Over the past five years, Cellectis has built an archive of more than 20,000 well-characterized meganucleases—the Omega base, which researchers have used to generate improvements in the manufacture of new meganucleases, Cellectis says. By constantly improving its engineering processes, the company has reduced the time required to produce a new meganuclease from nine to three months in most cases, according to Dr. Choulika.

Each year, Cellectis designs and produces dozens of meganucleases with modified specificity, tailor-made for researchers and engineers in state-funded and private laboratories and for clients in industry. These enable controlled, rapid, safe, and reproducible modifications of the targeted DNA portion, Cellectis claims.

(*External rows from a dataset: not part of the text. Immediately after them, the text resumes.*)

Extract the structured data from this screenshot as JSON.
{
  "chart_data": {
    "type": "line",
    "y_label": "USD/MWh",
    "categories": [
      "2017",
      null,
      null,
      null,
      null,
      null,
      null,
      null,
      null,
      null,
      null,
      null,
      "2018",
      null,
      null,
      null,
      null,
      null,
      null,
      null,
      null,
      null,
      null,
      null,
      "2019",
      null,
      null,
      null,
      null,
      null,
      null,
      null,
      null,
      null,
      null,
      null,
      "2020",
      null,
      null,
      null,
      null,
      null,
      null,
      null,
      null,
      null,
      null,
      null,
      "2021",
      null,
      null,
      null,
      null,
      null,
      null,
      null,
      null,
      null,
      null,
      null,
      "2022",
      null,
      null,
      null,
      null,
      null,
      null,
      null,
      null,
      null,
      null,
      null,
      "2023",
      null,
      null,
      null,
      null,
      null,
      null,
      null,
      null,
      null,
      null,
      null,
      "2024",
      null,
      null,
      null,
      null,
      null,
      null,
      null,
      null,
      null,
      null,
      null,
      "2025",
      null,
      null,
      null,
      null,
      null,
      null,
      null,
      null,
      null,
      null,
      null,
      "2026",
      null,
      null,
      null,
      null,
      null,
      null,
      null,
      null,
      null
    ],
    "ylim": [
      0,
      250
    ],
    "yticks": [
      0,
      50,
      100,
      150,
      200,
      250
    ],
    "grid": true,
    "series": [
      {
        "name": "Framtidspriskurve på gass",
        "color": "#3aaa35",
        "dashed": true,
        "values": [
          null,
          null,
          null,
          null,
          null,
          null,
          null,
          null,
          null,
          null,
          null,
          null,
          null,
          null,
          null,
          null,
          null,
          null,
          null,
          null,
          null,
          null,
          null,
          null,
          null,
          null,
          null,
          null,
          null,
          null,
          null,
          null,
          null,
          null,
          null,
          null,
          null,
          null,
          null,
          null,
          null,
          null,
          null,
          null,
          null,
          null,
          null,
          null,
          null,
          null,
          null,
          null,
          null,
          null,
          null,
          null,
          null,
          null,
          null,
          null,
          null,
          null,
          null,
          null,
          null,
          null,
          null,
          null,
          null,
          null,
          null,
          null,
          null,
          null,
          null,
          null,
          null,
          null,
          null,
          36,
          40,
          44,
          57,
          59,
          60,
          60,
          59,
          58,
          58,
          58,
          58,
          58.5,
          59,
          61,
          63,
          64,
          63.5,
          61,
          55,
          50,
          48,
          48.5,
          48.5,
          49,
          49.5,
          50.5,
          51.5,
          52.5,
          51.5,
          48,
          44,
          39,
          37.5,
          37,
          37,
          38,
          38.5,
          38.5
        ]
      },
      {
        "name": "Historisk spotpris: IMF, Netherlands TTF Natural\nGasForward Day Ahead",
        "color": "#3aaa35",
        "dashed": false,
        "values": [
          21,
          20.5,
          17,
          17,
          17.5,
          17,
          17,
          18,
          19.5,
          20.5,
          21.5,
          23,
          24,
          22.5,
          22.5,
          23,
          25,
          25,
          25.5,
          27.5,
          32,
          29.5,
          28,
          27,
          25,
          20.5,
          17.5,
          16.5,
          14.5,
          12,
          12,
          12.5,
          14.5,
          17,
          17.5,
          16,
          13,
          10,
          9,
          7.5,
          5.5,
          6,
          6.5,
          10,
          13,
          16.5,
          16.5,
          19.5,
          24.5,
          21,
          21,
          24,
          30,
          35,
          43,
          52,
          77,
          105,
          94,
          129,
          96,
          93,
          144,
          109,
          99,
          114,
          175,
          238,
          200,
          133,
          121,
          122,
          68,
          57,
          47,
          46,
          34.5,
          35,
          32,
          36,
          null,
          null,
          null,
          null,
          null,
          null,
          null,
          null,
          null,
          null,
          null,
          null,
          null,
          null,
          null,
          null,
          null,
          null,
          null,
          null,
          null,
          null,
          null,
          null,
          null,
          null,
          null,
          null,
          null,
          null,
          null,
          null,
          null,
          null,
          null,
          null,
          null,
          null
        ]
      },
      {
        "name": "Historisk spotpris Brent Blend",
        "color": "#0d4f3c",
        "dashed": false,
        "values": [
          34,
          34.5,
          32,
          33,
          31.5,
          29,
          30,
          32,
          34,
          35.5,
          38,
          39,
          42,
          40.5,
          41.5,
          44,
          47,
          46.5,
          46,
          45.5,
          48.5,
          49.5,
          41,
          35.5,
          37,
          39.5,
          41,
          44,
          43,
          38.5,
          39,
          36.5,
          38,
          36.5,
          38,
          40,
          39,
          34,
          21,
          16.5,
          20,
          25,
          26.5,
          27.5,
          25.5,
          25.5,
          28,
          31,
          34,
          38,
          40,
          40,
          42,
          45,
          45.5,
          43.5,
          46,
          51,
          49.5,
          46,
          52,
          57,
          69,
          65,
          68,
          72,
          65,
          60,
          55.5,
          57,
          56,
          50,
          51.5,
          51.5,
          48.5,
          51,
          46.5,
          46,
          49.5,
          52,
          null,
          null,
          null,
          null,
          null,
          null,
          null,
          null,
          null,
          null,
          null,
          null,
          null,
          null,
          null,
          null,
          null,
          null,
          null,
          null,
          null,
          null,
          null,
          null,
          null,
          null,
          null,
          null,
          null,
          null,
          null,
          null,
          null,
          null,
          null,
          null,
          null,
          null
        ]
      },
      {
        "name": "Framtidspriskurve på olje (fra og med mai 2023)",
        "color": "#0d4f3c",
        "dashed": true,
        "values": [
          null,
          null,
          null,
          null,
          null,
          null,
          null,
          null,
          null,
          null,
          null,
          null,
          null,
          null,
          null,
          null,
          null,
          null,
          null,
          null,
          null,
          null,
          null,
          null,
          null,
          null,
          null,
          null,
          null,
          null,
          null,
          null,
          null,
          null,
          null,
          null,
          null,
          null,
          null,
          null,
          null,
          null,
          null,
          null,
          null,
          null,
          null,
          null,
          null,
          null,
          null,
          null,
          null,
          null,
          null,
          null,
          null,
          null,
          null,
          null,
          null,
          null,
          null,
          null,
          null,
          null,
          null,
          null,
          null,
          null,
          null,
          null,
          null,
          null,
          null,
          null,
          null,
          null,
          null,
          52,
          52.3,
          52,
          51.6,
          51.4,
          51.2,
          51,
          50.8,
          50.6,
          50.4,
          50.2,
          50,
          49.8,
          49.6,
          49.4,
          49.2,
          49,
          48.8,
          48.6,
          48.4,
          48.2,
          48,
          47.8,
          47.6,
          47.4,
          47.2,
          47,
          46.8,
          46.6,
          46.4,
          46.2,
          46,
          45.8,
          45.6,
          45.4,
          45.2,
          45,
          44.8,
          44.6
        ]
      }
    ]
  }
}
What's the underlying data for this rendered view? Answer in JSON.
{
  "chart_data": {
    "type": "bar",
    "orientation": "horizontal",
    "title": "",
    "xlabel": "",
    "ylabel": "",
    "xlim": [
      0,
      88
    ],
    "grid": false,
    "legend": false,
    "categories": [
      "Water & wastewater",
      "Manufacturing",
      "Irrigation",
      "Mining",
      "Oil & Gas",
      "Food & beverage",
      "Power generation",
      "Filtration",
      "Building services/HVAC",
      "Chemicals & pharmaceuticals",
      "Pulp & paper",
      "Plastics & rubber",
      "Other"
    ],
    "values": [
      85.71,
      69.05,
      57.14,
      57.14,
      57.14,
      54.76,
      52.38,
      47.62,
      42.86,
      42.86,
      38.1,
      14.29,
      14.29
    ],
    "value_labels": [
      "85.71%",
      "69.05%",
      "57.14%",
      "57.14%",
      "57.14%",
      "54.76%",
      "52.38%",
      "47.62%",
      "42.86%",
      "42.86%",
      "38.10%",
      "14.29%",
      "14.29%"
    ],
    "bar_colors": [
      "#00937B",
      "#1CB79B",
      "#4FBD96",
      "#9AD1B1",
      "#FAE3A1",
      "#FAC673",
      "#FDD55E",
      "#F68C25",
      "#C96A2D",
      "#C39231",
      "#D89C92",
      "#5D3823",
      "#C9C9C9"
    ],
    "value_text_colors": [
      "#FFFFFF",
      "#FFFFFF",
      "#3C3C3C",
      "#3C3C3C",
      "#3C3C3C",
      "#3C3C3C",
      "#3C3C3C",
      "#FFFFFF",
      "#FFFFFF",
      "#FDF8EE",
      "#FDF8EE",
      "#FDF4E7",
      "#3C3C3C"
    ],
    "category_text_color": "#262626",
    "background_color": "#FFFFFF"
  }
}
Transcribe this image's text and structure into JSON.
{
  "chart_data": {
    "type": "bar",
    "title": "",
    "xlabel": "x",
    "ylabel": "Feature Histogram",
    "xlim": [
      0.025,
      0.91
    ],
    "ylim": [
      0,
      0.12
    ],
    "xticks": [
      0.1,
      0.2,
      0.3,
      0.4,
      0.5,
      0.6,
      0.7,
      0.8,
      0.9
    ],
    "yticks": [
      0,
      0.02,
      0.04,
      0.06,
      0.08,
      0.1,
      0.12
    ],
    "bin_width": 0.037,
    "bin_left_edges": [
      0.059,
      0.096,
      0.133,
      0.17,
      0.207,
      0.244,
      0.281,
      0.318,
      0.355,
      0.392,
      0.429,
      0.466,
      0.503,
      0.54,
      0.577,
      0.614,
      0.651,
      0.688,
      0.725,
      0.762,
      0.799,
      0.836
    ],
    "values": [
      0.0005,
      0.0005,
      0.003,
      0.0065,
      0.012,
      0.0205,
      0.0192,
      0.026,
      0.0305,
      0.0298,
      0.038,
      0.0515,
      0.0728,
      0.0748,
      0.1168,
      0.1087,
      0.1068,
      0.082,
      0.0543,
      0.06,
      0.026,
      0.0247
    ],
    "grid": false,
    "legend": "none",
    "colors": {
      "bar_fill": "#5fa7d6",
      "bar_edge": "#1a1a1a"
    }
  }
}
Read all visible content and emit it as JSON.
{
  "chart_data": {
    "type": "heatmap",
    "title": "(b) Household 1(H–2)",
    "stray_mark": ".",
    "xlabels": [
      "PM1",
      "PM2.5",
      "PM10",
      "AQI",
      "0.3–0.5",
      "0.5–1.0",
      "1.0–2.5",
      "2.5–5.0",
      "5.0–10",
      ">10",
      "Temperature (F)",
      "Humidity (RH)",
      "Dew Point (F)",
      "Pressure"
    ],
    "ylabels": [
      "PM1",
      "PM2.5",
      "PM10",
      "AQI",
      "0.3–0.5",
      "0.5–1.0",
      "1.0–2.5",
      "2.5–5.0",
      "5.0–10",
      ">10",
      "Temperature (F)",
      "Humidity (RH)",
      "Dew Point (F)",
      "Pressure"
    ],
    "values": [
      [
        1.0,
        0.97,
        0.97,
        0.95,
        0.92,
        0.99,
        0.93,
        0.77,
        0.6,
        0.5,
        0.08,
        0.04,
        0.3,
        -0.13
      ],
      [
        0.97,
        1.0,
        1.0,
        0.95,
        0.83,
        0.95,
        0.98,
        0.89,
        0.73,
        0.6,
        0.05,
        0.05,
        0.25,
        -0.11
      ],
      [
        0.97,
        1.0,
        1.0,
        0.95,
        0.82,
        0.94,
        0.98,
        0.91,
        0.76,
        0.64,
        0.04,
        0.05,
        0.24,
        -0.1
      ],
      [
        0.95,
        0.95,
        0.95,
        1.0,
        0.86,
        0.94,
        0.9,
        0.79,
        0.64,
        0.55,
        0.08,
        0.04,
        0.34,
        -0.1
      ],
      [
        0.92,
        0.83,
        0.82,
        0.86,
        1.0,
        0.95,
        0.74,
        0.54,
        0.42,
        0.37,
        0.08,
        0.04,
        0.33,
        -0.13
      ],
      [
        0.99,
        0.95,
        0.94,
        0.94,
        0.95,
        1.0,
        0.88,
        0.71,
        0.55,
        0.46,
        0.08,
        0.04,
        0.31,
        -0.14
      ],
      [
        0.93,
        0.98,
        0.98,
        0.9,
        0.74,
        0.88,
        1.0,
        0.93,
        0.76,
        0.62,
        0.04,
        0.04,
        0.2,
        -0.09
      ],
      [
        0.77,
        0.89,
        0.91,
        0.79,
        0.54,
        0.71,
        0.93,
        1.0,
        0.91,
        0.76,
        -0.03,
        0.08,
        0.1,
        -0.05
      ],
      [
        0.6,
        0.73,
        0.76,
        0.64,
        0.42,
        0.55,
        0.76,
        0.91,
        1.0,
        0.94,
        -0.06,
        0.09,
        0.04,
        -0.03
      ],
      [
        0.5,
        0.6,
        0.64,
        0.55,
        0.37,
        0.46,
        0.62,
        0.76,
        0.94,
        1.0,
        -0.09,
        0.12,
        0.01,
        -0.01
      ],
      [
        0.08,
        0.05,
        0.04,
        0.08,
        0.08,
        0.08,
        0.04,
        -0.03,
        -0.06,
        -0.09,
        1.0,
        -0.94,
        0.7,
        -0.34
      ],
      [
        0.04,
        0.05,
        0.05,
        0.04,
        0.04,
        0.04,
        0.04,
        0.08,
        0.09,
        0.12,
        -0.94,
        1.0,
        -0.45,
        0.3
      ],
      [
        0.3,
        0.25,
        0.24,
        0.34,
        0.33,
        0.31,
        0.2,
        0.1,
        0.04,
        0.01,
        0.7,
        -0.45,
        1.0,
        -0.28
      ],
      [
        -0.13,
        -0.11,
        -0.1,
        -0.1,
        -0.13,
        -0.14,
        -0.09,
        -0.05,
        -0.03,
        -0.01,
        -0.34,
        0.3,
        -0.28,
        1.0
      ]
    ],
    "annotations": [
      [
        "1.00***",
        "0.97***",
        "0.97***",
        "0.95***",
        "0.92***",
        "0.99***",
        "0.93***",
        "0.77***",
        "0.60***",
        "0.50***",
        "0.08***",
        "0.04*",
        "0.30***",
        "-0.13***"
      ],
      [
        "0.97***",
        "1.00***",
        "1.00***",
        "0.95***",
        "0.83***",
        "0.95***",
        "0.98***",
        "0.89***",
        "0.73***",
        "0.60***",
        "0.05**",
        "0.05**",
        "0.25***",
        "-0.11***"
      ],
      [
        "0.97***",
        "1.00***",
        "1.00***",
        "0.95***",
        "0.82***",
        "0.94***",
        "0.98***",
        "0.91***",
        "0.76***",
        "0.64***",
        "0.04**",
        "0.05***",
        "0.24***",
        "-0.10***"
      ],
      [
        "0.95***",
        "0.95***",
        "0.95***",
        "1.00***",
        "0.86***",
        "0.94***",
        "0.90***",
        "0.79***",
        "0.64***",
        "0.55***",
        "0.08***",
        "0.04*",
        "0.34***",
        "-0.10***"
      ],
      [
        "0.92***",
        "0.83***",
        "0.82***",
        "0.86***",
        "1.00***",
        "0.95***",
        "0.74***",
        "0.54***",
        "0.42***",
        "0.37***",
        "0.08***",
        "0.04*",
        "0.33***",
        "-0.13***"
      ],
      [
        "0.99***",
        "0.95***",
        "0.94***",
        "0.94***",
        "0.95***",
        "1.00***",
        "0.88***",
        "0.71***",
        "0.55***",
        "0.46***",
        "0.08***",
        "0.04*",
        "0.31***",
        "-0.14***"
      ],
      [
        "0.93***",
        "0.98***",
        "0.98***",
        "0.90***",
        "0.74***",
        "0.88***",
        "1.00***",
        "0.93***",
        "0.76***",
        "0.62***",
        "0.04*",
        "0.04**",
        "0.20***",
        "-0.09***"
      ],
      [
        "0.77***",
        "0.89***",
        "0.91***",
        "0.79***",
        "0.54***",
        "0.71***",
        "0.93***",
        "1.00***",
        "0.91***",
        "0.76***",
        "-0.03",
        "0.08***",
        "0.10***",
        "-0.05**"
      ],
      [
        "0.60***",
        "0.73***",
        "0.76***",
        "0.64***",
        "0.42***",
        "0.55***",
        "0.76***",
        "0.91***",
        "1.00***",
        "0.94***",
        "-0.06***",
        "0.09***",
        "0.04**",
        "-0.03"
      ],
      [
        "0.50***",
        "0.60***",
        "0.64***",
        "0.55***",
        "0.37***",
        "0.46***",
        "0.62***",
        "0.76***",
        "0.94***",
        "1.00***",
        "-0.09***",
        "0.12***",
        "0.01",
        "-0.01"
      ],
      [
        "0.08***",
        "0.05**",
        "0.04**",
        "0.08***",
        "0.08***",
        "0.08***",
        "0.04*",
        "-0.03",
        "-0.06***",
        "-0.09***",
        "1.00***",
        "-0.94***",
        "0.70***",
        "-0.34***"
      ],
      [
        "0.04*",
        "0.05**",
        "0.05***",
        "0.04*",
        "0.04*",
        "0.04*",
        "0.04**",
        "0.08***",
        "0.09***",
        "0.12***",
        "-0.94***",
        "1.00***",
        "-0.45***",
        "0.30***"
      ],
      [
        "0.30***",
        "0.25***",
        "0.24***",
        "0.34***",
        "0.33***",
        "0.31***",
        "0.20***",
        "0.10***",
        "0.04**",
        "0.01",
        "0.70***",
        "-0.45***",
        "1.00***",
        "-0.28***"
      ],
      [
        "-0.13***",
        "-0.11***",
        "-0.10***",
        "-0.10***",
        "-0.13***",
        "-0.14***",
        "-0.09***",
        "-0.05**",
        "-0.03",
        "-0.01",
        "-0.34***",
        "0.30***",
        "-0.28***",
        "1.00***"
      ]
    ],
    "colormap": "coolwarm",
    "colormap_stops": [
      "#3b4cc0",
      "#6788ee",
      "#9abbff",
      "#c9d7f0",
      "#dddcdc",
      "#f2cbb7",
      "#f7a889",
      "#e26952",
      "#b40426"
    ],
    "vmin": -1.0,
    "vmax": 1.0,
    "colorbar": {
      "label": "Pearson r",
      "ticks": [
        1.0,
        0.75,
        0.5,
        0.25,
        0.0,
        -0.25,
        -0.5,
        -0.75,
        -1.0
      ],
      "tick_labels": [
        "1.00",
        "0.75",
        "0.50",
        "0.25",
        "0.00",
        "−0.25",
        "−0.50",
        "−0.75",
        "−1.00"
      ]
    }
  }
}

These collaborations, along with an active technology outlicensing program and a rapidly expanding line of commercial research kits, have added up to steady revenue growth for the company. Cellectis expects to launch dozens of new research commercial products during 2010 and aims to reach sustainable profitability in 2011 or 2012.

While none of the Cellectis products are marketed for therapeutic applications, the company is partnering with pharmaceutical companies to sell them eventually. “By gaining knowledge of DNA traits related to ailments, researchers can develop gene-based treatments that have the potential to directly address medical conditions, rather than simply alleviate the symptoms of those diseases, so that a disease will not be seen as symptoms to be healed but as a DNA-based malfunctioning that can be fixed,” Dr. Choulika explains.

“Once we get the first patient to reach a cure, this milestone will transform the whole molecular medicine field,” he concludes. “We know that the concept of modifying DNA can be applied to anything that lives on earth and that anything can be sequenced fairly quickly. Now we need to know what to do with that knowledge.”